I stopped, the hand pale against the dark earth, outstretched and grasping for me. Just as the other one had been.

Only the arm from the elbow down was visible, the rest of the body hidden by one of the thick brick supports. It was covered in dirt as if some hasty attempt at burial had been made. The hand seemed to be reaching out of its hurried grave.

I turned my head away, took a quick gasp of air, and forced myself to go closer, circling around to see what lay behind the column.

She was splattered with dirt, shoved in a trough that was impossibly shallow for her. Her eyes were open and staring, mercifully oblivious to the inadequacy of the earth at covering her nakedness. For she had no clothes, nor jewelry, nothing to mark who she was and how she had come to be left here.

I felt my lungs burn, begging for a breath. I was reluctant to take in the decayed air.

She wasn’t here this morning, I suddenly thought. I would have seen her. She hasn’t been here rotting for days and days.

I let my breath out. And was assaulted with the smell of putrefaction. The dank air of the cellar seemed to amplify the stench of her decomposition. I gagged. Then I ran, to get away from the reach of her hand and the long grasp of decay.

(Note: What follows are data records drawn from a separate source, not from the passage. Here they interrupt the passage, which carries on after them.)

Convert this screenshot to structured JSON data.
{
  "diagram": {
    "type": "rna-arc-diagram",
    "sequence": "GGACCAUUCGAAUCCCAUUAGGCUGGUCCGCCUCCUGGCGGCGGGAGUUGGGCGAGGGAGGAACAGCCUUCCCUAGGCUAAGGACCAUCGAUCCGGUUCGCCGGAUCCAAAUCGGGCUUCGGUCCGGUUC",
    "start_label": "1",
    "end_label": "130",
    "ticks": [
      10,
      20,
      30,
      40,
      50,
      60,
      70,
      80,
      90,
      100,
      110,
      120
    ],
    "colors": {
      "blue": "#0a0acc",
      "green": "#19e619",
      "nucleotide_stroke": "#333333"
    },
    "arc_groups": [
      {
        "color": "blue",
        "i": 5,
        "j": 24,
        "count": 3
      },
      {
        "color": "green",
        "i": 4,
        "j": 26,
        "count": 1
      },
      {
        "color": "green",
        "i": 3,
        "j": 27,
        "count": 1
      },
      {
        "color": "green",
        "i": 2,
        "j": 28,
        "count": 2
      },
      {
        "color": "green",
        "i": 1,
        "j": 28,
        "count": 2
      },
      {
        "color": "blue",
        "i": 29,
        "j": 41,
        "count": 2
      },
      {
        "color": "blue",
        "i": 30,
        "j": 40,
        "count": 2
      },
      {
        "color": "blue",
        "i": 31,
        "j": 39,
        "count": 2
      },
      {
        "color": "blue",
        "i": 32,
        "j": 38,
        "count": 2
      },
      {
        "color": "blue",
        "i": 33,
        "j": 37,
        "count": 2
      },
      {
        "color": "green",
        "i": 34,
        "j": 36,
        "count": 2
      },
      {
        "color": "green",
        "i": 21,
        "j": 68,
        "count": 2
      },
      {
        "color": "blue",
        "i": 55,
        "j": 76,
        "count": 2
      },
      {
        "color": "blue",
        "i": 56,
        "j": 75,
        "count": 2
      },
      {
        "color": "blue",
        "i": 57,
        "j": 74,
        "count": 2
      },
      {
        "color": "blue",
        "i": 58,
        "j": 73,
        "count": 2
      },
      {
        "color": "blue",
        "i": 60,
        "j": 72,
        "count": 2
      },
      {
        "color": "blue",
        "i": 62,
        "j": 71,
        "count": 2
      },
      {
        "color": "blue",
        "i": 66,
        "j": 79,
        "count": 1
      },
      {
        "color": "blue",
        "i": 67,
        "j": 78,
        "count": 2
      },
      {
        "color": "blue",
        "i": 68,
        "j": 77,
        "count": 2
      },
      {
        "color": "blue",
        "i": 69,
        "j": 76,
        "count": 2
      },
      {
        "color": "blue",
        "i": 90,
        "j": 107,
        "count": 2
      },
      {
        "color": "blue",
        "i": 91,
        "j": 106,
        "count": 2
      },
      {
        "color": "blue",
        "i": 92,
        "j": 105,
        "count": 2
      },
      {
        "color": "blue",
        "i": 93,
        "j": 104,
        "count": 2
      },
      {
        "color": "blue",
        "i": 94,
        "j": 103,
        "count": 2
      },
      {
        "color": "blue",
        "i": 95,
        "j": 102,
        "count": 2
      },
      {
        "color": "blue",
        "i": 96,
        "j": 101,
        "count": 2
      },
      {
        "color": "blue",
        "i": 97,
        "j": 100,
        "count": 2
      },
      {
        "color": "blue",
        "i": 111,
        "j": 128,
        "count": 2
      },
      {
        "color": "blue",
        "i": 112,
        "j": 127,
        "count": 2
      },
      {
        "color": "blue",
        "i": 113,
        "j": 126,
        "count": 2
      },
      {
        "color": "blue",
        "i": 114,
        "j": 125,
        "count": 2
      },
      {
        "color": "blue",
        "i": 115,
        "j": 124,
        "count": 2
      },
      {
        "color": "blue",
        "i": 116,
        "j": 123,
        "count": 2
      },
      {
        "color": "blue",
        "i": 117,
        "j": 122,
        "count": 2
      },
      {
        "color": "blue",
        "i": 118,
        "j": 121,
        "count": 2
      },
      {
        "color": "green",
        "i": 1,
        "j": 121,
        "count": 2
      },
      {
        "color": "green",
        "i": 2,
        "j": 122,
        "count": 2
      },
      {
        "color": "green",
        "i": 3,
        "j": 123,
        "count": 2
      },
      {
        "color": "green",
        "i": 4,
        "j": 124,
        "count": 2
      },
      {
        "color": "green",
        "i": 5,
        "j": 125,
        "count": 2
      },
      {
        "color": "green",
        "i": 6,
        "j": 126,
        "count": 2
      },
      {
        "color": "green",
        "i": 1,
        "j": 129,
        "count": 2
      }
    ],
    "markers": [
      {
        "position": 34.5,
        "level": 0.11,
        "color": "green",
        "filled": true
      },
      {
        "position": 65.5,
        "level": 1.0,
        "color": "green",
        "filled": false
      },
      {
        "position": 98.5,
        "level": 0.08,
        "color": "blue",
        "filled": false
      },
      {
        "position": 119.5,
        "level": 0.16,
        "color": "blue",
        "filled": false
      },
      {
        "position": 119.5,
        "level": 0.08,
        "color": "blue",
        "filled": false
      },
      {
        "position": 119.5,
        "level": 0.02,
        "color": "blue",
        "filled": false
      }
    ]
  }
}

The pools of light seemed distant, hidden by shadows and their horrifying secrets.

Finally reaching the stairs, I bolted up them, taking two at a time, stumbling into the clear air of the hallway. For a moment, I just leaned against the nearest wall, purging my lungs of the foul air. Then I shook myself, abashed at my panic.

Cordelia came out of the clinic.

“Micky, what’s wrong?” she said when she saw me.

“Where’s Joanne?” I answered.

“I don’t know,” she replied, coming over to me. “What’s wrong?” she repeated, putting a hand on my shoulder.

“We’re going to need to call the police,” I said, trying to think what to do. Joanne will know, I thought.

“Why? What’s missing?” Cordelia asked.

“Nothing…there’s another one,” I finished, so softly she had to lean in to hear.

“Another…oh, my God!” She shook her head as if in disbelief, then pulled me to her, holding me.

“Am I interrupting something?” Joanne said, descending the stairs.

“I wish to hell you were,” I replied. We broke our embrace.

Cordelia turned to Joanne, still keeping an arm around my shoulder.

“There’s a body in the basement,” I stated matter-of-factly, steadied by Cordelia’s arm.

“What?” Joanne exclaimed. “Are you sure?”